ReplyDeleteSometimes people don't even get the can'ts, though. A close relative who's known me for years asks why I can't work in a specific kind of job. There's no way; my husband and children laugh about this. Pain's just not visible. When I say, I can't and have to quit before others do some people think I am being lazy.
I guess one of my questions is whether people want to and prefer to see us in a circumscribed rather than complex way, if for some reason the framework suits them.
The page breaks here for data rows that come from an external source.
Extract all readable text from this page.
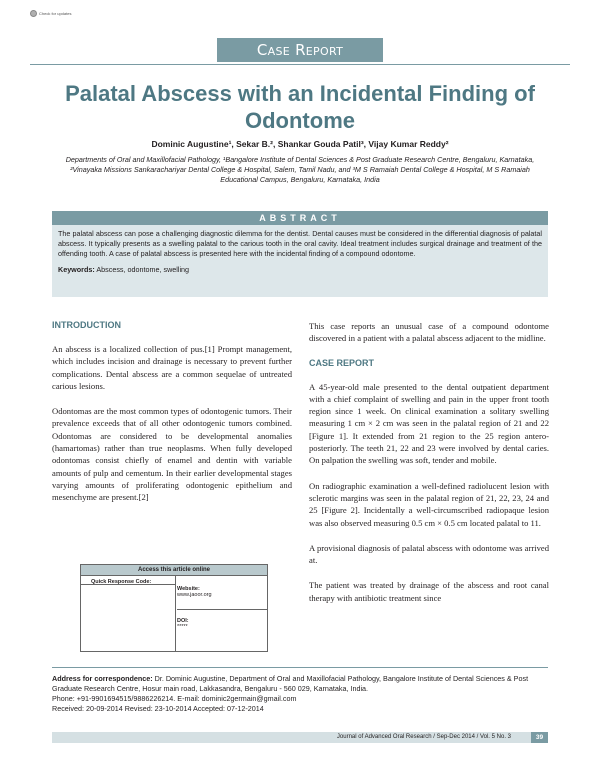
Check for updates
Case Report
Palatal Abscess with an Incidental Finding of Odontome
Dominic Augustine¹, Sekar B.², Shankar Gouda Patil³, Vijay Kumar Reddy²
Departments of Oral and Maxillofacial Pathology, ¹Bangalore Institute of Dental Sciences & Post Graduate Research Centre, Bengaluru, Karnataka, ²Vinayaka Missions Sankarachariyar Dental College & Hospital, Salem, Tamil Nadu, and ³M S Ramaiah Dental College & Hospital, M S Ramaiah Educational Campus, Bengaluru, Karnataka, India
ABSTRACT

The palatal abscess can pose a challenging diagnostic dilemma for the dentist. Dental causes must be considered in the differential diagnosis of palatal abscess. It typically presents as a swelling palatal to the carious tooth in the oral cavity. Ideal treatment includes surgical drainage and treatment of the offending tooth. A case of palatal abscess is presented here with the incidental finding of a compound odontome.

Keywords: Abscess, odontome, swelling

INTRODUCTION

An abscess is a localized collection of pus.[1] Prompt management, which includes incision and drainage is necessary to prevent further complications. Dental abscess are a common sequelae of untreated carious lesions.

Odontomas are the most common types of odontogenic tumors. Their prevalence exceeds that of all other odontogenic tumors combined. Odontomas are considered to be developmental anomalies (hamartomas) rather than true neoplasms. When fully developed odontomas consist chiefly of enamel and dentin with variable amounts of pulp and cementum. In their earlier developmental stages varying amounts of proliferating odontogenic epithelium and mesenchyme are present.[2]

Access this article online
Quick Response Code:
Website:
www.jaoor.org
DOI:
*****

This case reports an unusual case of a compound odontome discovered in a patient with a palatal abscess adjacent to the midline.

CASE REPORT

A 45-year-old male presented to the dental outpatient department with a chief complaint of swelling and pain in the upper front tooth region since 1 week. On clinical examination a solitary swelling measuring 1 cm × 2 cm was seen in the palatal region of 21 and 22 [Figure 1]. It extended from 21 region to the 25 region antero-posteriorly. The teeth 21, 22 and 23 were involved by dental caries. On palpation the swelling was soft, tender and mobile.

On radiographic examination a well-defined radiolucent lesion with sclerotic margins was seen in the palatal region of 21, 22, 23, 24 and 25 [Figure 2]. Incidentally a well-circumscribed radiopaque lesion was also observed measuring 0.5 cm × 0.5 cm located palatal to 11.

A provisional diagnosis of palatal abscess with odontome was arrived at.

The patient was treated by drainage of the abscess and root canal therapy with antibiotic treatment since

Address for correspondence: Dr. Dominic Augustine, Department of Oral and Maxillofacial Pathology, Bangalore Institute of Dental Sciences & Post Graduate Research Centre, Hosur main road, Lakkasandra, Bengaluru - 560 029, Karnataka, India.
Phone: +91-9901694515/9886226214. E-mail: dominic2germain@gmail.com
Received: 20-09-2014 Revised: 23-10-2014 Accepted: 07-12-2014
Journal of Advanced Oral Research / Sep-Dec 2014 / Vol. 5 No. 3	39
I also wonder how much I reinforce this perception by trying to explain what is to them (to those who want to know, who are closer to me).
I find it interesting how some days you can be in pain and in such a bad head-space that you really don't know how you're going to continue - or indeed if you want to - but then you can have another day with the same intensity of pain, but because your head-space has changed you react to it completely differently.
ReplyDeletePain increses for everyone as we get older but I think it happens at a younger age and more intensely for disabled people and it means we have to give up things that we consider very much a part of our identity (for me it was wallking and playing guitar) and when that is taken away from us it can feel like another step in the dehumanising process. I grieved deeply after selling my guitars but then I realised that I could start re-assessing my body and what I CAN do with it, and this expresses itself in my art a lot.